Geometry-Aware Edge Pooling: Motivational guide to structure-preserving graph coarsening for graph neural networks

Published by

In the lead-up to our presentation at NeurIPS 2025, we are excited to share our newest work on geometry-guided graph pooling. This work is the result of an ongoing collaboration with Guy Wolf and Lydia Mezrag at MILA and Université de Montréal.

As a general starting point, let’s consider the following motivating question: How can we reduce a graph while retaining its most important properties?

What is graph pooling and why do we care?

Graph pooling describes a range of methods that are used to coarsen i.e. compress graphs during GNN training. Global graph pooling layers reduce each graph to a single vector representation and are often used as part of a final readout operation. In contrast, hierarchical graph pooling layers reduce the number of nodes in each graph and are used in alternation with message passing layers. Hierarchical pooling in combination with convolutional layers allows the model to learn from coarsened graphs at multiple resolutions. Figure 1 shows a sketch of a GNN architecture with one intermediate hierarchical edge pooling layer that merges adjacent nodes and aggregates their node features. This allows the GNN to capture multi-scale structural information and learn from graphs in a hierarchical manner.

Hierarchical graph pooling Figure 1. Example of a GNN with one intermediate hierarchical graph pooling layer.

What makes a good pooling method?

The focus of our work is to design better hierarchical pooling methods guided by the graphs’ geometry. To do so, we first need to assess what it means for a pooling method to be successful or useful. Overall, we find that the main goals of graph pooling are to:

Designing pooling methods is a field of ongoing research which has proposed a wide range of methods that balance these goals to varying extents.1

Why do we need structure-aware pooling?

Considering the goals above, we find that existing pooling methods often struggle with preserving graphs’ connectivities in an interpretable manner. The examples below illustrate how standard pooling methods tend to make counterintuitive pooling decisions even on simple toy examples. Node dropping methods, such as TopK or SAGPool, remove nodes altogether, which reduces expressivity and can disconnect entire portions of the graphs. Node clustering methods, such as Graclus or DiffPool, merge clusters of nodes and tend to create counterintuitive edges or return dense graph representations that do not preserve any geometric structure. In comparison, our proposed methods, MagEdgePool and SpreadEdgePool, contract adjacent nodes during pooling and faithfully preserve graphs’ connectivities. Our edge-centric and structure-aware pooling methods perform best at capturing the original graphs’ geometry for the motivating examples below.

Examples of pooled graphs Figure 2. Examples of pooled graphs using different pooling layers.

Structural diversity: How do we measure the geometry of a graph?
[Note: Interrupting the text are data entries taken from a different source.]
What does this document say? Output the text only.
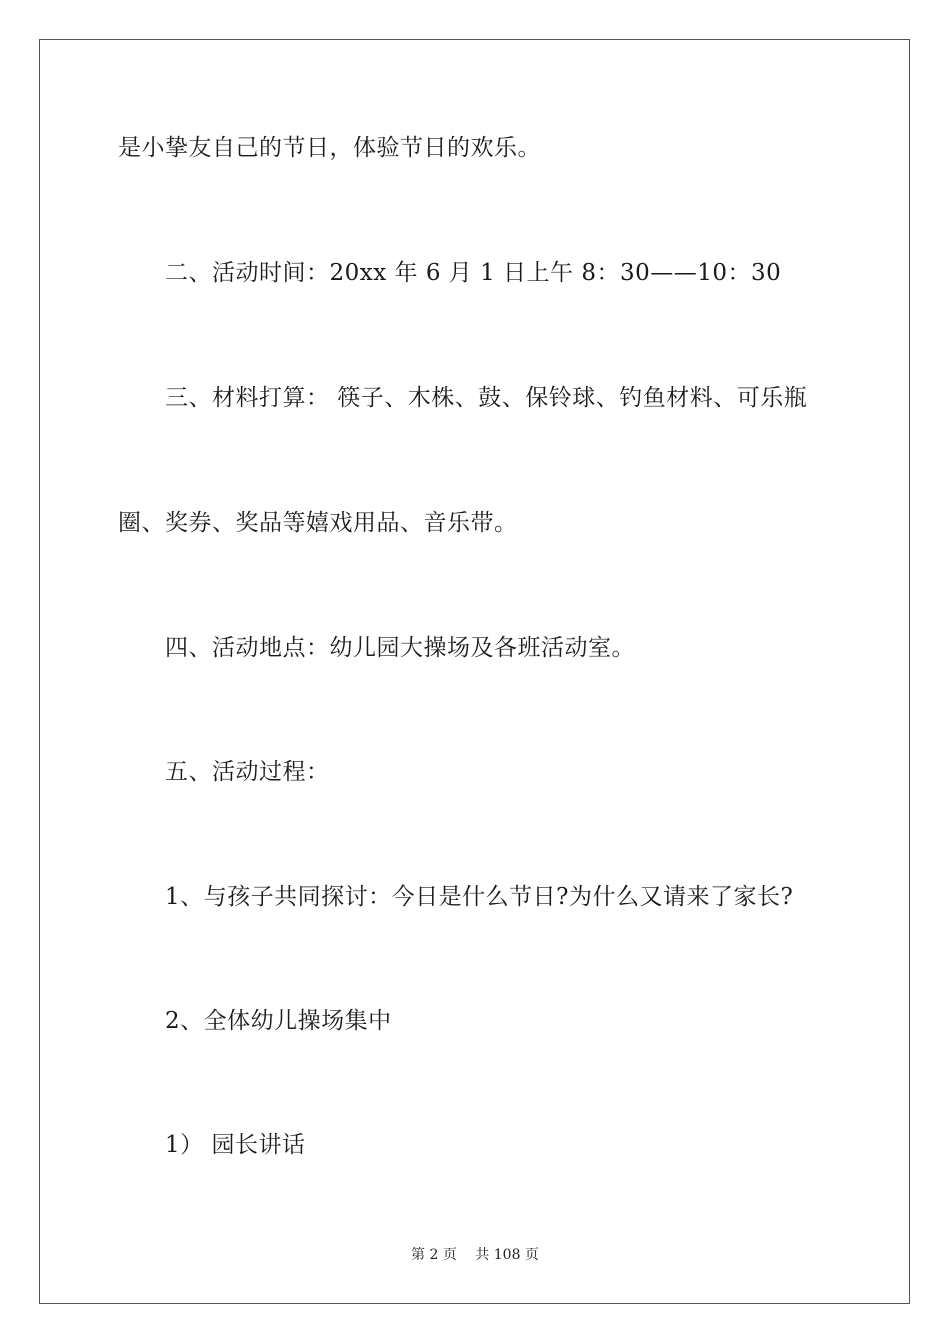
是小挚友自己的节日，体验节日的欢乐。
二、活动时间：20xx 年 6 月 1 日上午 8：30——10：30
三、材料打算： 筷子、木株、鼓、保铃球、钓鱼材料、可乐瓶
圈、奖券、奖品等嬉戏用品、音乐带。
四、活动地点：幼儿园大操场及各班活动室。
五、活动过程：
1、与孩子共同探讨：今日是什么节日?为什么又请来了家长?
2、全体幼儿操场集中
1） 园长讲话
第 2 页　 共 108 页
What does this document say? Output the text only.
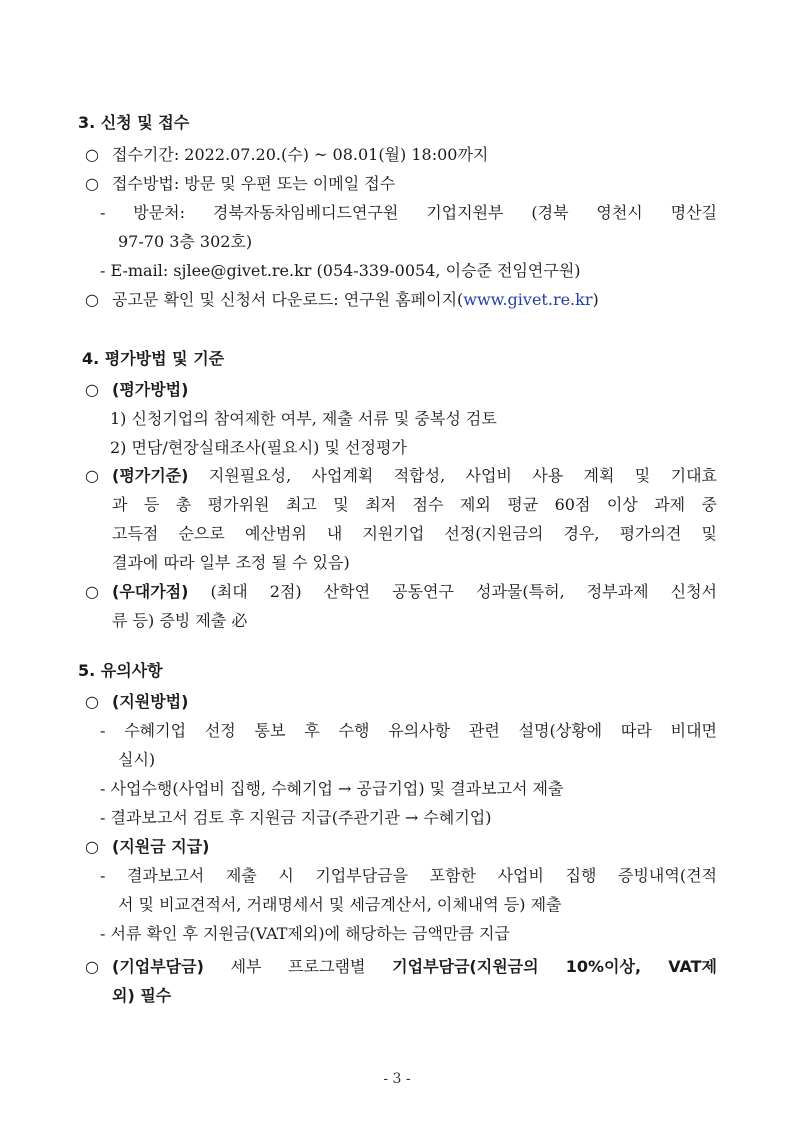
3. 신청 및 접수
○ 접수기간: 2022.07.20.(수) ~ 08.01(월) 18:00까지
○ 접수방법: 방문 및 우편 또는 이메일 접수
- 방문처: 경북자동차임베디드연구원 기업지원부 (경북 영천시 명산길
97-70 3층 302호)
- E-mail: sjlee@givet.re.kr (054-339-0054, 이승준 전임연구원)
○ 공고문 확인 및 신청서 다운로드: 연구원 홈페이지(www.givet.re.kr)
4. 평가방법 및 기준
○ (평가방법)
1) 신청기업의 참여제한 여부, 제출 서류 및 중복성 검토
2) 면담/현장실태조사(필요시) 및 선정평가
○ (평가기준) 지원필요성, 사업계획 적합성, 사업비 사용 계획 및 기대효
과 등 총 평가위원 최고 및 최저 점수 제외 평균 60점 이상 과제 중
고득점 순으로 예산범위 내 지원기업 선정(지원금의 경우, 평가의견 및
결과에 따라 일부 조정 될 수 있음)
○ (우대가점) (최대 2점) 산학연 공동연구 성과물(특허, 정부과제 신청서
류 등) 증빙 제출 必
5. 유의사항
○ (지원방법)
- 수혜기업 선정 통보 후 수행 유의사항 관련 설명(상황에 따라 비대면
실시)
- 사업수행(사업비 집행, 수혜기업 → 공급기업) 및 결과보고서 제출
- 결과보고서 검토 후 지원금 지급(주관기관 → 수혜기업)
○ (지원금 지급)
- 결과보고서 제출 시 기업부담금을 포함한 사업비 집행 증빙내역(견적
서 및 비교견적서, 거래명세서 및 세금계산서, 이체내역 등) 제출
- 서류 확인 후 지원금(VAT제외)에 해당하는 금액만큼 지급
○ (기업부담금) 세부 프로그램별 기업부담금(지원금의 10%이상, VAT제
외) 필수
- 3 -
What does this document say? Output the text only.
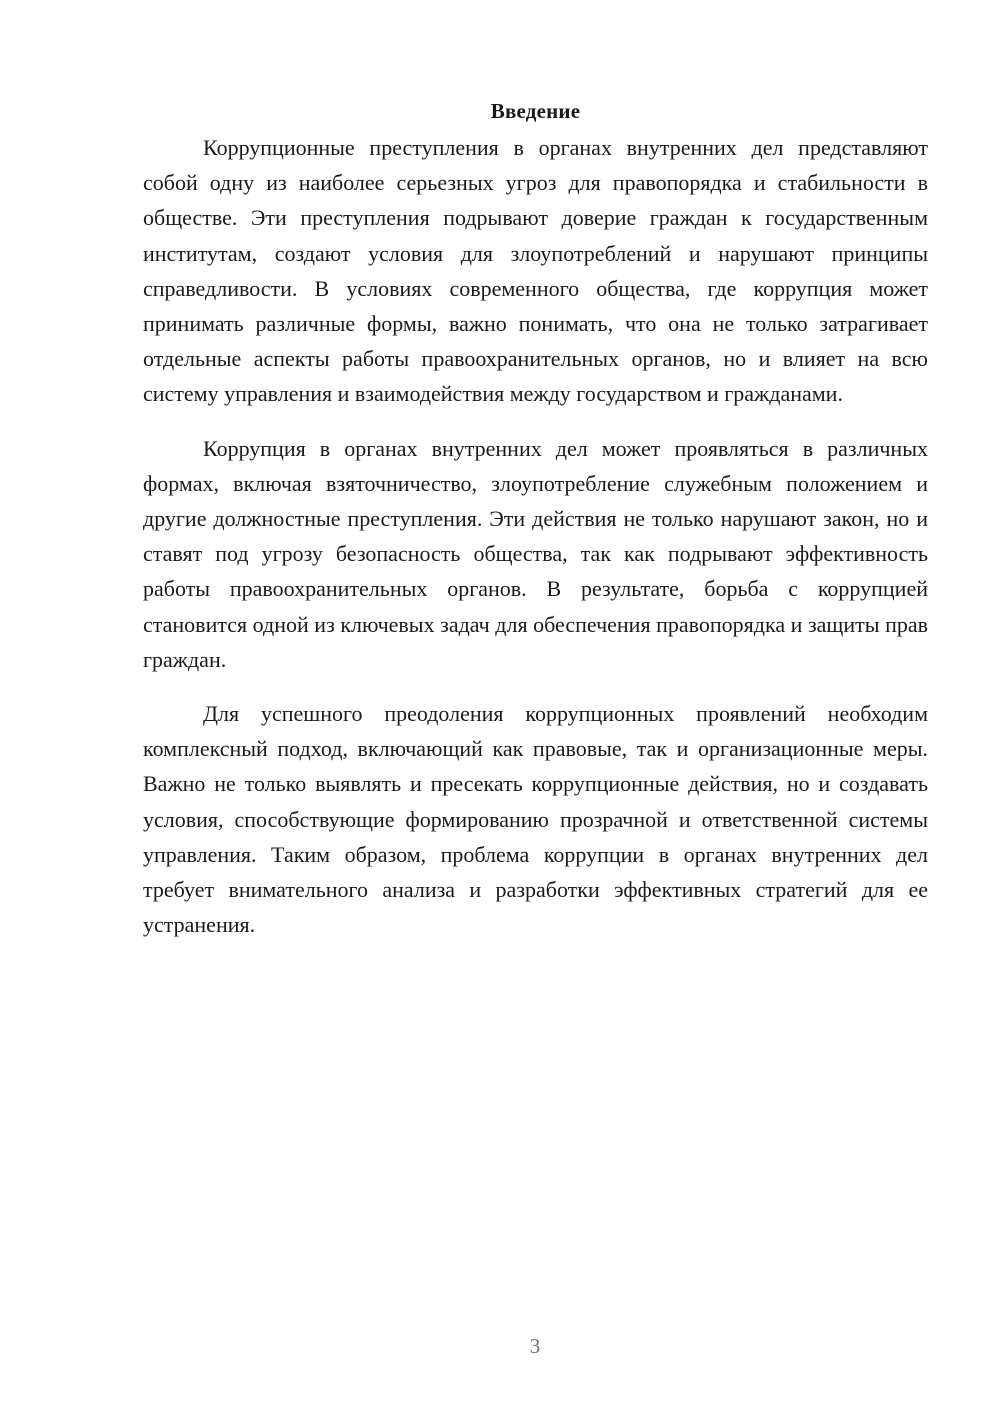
Введение

Коррупционные преступления в органах внутренних дел представляют собой одну из наиболее серьезных угроз для правопорядка и стабильности в обществе. Эти преступления подрывают доверие граждан к государственным институтам, создают условия для злоупотреблений и нарушают принципы справедливости. В условиях современного общества, где коррупция может принимать различные формы, важно понимать, что она не только затрагивает отдельные аспекты работы правоохранительных органов, но и влияет на всю систему управления и взаимодействия между государством и гражданами.

Коррупция в органах внутренних дел может проявляться в различных формах, включая взяточничество, злоупотребление служебным положением и другие должностные преступления. Эти действия не только нарушают закон, но и ставят под угрозу безопасность общества, так как подрывают эффективность работы правоохранительных органов. В результате, борьба с коррупцией становится одной из ключевых задач для обеспечения правопорядка и защиты прав граждан.

Для успешного преодоления коррупционных проявлений необходим комплексный подход, включающий как правовые, так и организационные меры. Важно не только выявлять и пресекать коррупционные действия, но и создавать условия, способствующие формированию прозрачной и ответственной системы управления. Таким образом, проблема коррупции в органах внутренних дел требует внимательного анализа и разработки эффективных стратегий для ее устранения.

3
To design structure-aware pooling operations, we find that it is of interest to leverage tools from computational geometry to formally quantify the qualitative difference between graphs. That is, we make precise when a pooled graph succeeds or fails to preserve the original graph’s geometry by tracking whether key graph invariants are preserved. In particular, we find that the magnitude or the spread of a graph, which are generalised measures of size and diversity, are especially promising candidates. By using the magnitude or spread to guide our pooling decisions, we aim to preserve the graph’s structural diversity.

For this blog post, we briefly present the intuition behind computing these invariants.2 Want to learn more? Further details can be found in our graph pooling paper, our previous work on diversity evaluation using magnitude, or other references on magnitude or spread.3

First, to consider the geometry of a graph, we view the graph as a metric space characterised by its nodes and the structural dissimilarity between them. Specifically, we compute diffusion distances based on the graph’s adjacencies, which encode the information flow between nodes and allow us to directly make comparisons across graphs.4

Structural diversity as measured via magnitude or spread summarises the number of distinct sub-communities in a network based on the distance metric and degree of similarity between nodes. Intuitively, to preserve the input graph’s geometry, we’d like to collapse the most redundant graph structures during pooling but preserve the ones that are most characteristic of the graph’s structural diversity. Magnitude and spread help us to distinguish between structurally important or redundant edges.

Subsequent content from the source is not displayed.